Voyez-vous, mesdames et messieurs, Victor Romburg était un monstre mais ne voulait pas de sang sur ses mains. Le choix pour son personnel portant sur des gens intellectuellement limités avait un intérêt primordial : grâce à son talent de persuasion, il les convainquait d’accepter l’implant.
Cependant le discours des recruteurs était séduisant et prometteur. Aussi ratissait-il un peu trop large, et il se présentait parfois des personnes plus perspicaces et qui voyaient vite clair dans ce qui se jouait. Il leur était impossible de faire marche arrière. Bien entendu, ils refusaient catégoriquement cette espèce de lobotomie. Alors, ils étaient conduits dans le tristement célèbre Parc des Fous, installés face à une mer houleuse, et où ils étaient surveillés et assujettis à des tâches domestiques nécessaires au bon fonctionnement de l’organisation.
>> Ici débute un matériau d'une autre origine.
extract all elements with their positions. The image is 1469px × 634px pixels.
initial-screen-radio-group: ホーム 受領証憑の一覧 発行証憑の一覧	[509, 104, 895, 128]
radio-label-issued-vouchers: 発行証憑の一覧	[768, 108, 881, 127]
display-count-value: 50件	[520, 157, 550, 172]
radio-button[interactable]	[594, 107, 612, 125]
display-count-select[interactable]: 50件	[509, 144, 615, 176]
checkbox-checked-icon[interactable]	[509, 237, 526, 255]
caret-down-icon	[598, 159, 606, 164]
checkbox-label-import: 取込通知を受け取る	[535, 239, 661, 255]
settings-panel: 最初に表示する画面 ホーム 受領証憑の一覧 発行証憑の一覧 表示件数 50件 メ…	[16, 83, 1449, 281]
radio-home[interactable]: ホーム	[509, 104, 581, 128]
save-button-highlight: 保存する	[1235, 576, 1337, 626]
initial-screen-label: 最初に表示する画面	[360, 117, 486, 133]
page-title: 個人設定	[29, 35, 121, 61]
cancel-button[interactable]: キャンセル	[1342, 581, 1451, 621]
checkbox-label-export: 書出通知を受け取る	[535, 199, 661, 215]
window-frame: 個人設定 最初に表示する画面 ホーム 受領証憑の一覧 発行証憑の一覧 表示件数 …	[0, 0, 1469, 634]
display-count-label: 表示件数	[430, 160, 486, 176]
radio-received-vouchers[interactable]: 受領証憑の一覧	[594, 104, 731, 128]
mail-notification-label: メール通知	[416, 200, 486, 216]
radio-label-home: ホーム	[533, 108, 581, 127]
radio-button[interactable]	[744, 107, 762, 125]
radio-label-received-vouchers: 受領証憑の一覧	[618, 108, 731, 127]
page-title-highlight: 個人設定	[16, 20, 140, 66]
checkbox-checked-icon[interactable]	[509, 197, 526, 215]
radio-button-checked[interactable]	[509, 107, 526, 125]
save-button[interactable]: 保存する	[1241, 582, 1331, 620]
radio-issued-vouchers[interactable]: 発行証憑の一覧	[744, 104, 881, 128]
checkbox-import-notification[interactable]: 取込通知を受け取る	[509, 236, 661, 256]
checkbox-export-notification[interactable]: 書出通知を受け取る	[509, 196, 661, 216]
Et oui, mesdames et messieurs, les seuls gens doués de raison étaient devenus les fous de Holly Island.

- Vous allez maintenant prendre place dans le petit train qui vous emmènera dans tous les lieux que nous venons d’évoquer, la fin du circuit se situant au mémorial du Parc des Fous. Vous aurez à descendre de temps à autre pour poursuivre la visite à pied. Je vous remercie par avance de ne jamais dépasser les limites repérées par le balisage rouge et blanc. Par prudence mais aussi par respect. De toute façon, je vous accompagne et je reste prêt à répondre à toutes vos questions.

Le guide allait se diriger vers la sortie du salon d’accueil pour touristes, lorsqu’il se ravisa.
- Mesdames et messieurs. Vous avez sans doute vu mes cheveux blanc, et mon visage ridé. Le temps ne m’a pas épargné. Je l’ai devancé toujours, mais il m’a finalement rattrapé : c’est aujourd’hui mon dernier voyage dans ce petit train. Alors je vais vous demandez une chose, une seule, comme une grâce accordée à un vieil homme qui marche sur son dernier chemin.
Il eut une ombre de sourire.

- Oubliez le nom ridicule que vous avez entendu hélas bien trop souvent, ce nom de « Whitehorseman ». Cet homme exceptionnel qui s’est sacrifié pour tous les autres, se nommait Lubin Chaborier. La dernière fois que je l’ai vu, il glissait doucement dans la mer, sur sa planche de bois.
J’avais quinze ans. C’était mon père.